Di dalam nats hari ini dikatakan, Samaria sedang mengalami krisis pangan
yang dahsyat. Satu per satu mahluk hidup, kelaparan dan mati. Bahkan seorang
ibu harus mengadukan teman yang ikut memakan daging anaknya karena tidak
memberi anaknya untuk mereka makan (II Raja-Raja 6:28-29). Dalam situasi kritis
tersebut kita menemukan sikap dan tindakan luhur. Empat orang kusta yang terusir
dan sengsara dan terkutuk secara teologis dan secara sosial tersebut justeru
menunjukkan keteladanan sebagai orang percaya sejati (ayat 3), Perbuatan apakah
yang mereka lakukan sehingga kita menyebut mereka sebagai orang percaya sejati?

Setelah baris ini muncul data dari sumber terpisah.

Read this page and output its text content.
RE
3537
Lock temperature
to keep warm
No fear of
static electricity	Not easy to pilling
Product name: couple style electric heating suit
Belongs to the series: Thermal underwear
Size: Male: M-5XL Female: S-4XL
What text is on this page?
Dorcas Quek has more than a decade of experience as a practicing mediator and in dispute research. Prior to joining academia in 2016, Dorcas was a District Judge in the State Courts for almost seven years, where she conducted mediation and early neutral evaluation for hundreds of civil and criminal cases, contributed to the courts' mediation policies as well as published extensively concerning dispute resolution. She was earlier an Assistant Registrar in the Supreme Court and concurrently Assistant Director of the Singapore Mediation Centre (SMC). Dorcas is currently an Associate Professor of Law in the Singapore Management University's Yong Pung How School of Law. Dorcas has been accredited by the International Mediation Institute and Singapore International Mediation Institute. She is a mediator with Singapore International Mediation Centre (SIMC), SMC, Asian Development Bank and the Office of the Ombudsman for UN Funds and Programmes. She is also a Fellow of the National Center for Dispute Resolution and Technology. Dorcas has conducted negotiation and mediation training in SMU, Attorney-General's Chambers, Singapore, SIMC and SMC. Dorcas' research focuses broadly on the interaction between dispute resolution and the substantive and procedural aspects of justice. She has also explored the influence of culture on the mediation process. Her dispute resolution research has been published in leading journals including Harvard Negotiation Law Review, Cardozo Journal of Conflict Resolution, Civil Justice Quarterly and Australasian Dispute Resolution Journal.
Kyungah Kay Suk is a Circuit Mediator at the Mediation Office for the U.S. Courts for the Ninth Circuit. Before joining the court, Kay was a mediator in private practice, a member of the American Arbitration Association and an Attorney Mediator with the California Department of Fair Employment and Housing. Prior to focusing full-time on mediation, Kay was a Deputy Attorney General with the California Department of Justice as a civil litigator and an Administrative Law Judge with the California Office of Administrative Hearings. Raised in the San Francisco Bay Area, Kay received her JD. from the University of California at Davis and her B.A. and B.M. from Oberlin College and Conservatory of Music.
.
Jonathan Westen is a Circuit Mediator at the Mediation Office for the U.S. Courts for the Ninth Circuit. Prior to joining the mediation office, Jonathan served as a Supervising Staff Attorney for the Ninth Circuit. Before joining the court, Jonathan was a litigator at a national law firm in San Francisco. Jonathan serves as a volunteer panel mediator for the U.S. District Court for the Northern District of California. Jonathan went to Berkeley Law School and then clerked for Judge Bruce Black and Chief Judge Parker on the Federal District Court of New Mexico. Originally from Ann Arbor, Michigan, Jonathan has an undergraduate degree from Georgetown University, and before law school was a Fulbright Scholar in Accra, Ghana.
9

Pertama, mereka bertindak sesuai dengan iman,
Sadar bahwa ransum dari keluarga tidak mungkin lagi
diharapkan, keempat orang kusta itu berkata: “dari pada mati dengan
mengharapkan yang tidak ada, lebih baik mati dalam berusaha.” Mereka merapatkan
barisan, mengeratkan kebersamaan, membulatkan tekad dan membuang rasa takut,
dan bergerak menuju sasaran. Mereka
bertindak dan maju menuju lumbung berkat, dan suksespun tergapai gemilang,
dahsyat!! (ayat 4-7) Bagi setiap orang percaya yang memiliki
tekad dan kemauan serta hidup dalam kebersamaan, masalah pasti berubah menjadi peluang, haleluya….!!(Yesaya
41:10)
Kedua, mereka rela berbagi (ay 9)
Dari orang yang kelaparan kini menjadi kenyang.
Dari orang yang kekurangan dan sangat miskin, mereka kini menjadi kaya,
haleluya…..!! Dan didalam kelimpahannya mereka bertindak luhur. Mereka sadar bahwa yang mereka miliki adalah karena
kerja keras dan keberanian mereka. Mereka layak bermegah dan menikmatinya
sesuka sendiri. Namun hal itu tidak mereka lakukan. Justeru hal itu mereka buat menjadi alasan
untuk berbagi. Mereka menyadari peranan Tuhan sangat menentukan dibalik
keberhasilan bukan hanya karena usaha
mereka semata. Mereka membuang kepentingan diri sendiri dan memikirkan saudara
mereka yg dilanda kelaparan (band dgn Gal 6:9-10).
Mereka berkata marilah kita berbagi kepada teman
sebangsa kita, dan mereka melakukannya. Mereka menepati kesepakatan yang mereka
janjikan.
Ketiga, pengampunan yg tulus (10-11)
Kepada siapa mereka berbagi? Kepada orang-orang yang
mengusir dan yang menghina mereka. Inilah esensi orang beriman. Dan ini pula
wujud pengampunan sejati sekaligus karakter Kristen sejati.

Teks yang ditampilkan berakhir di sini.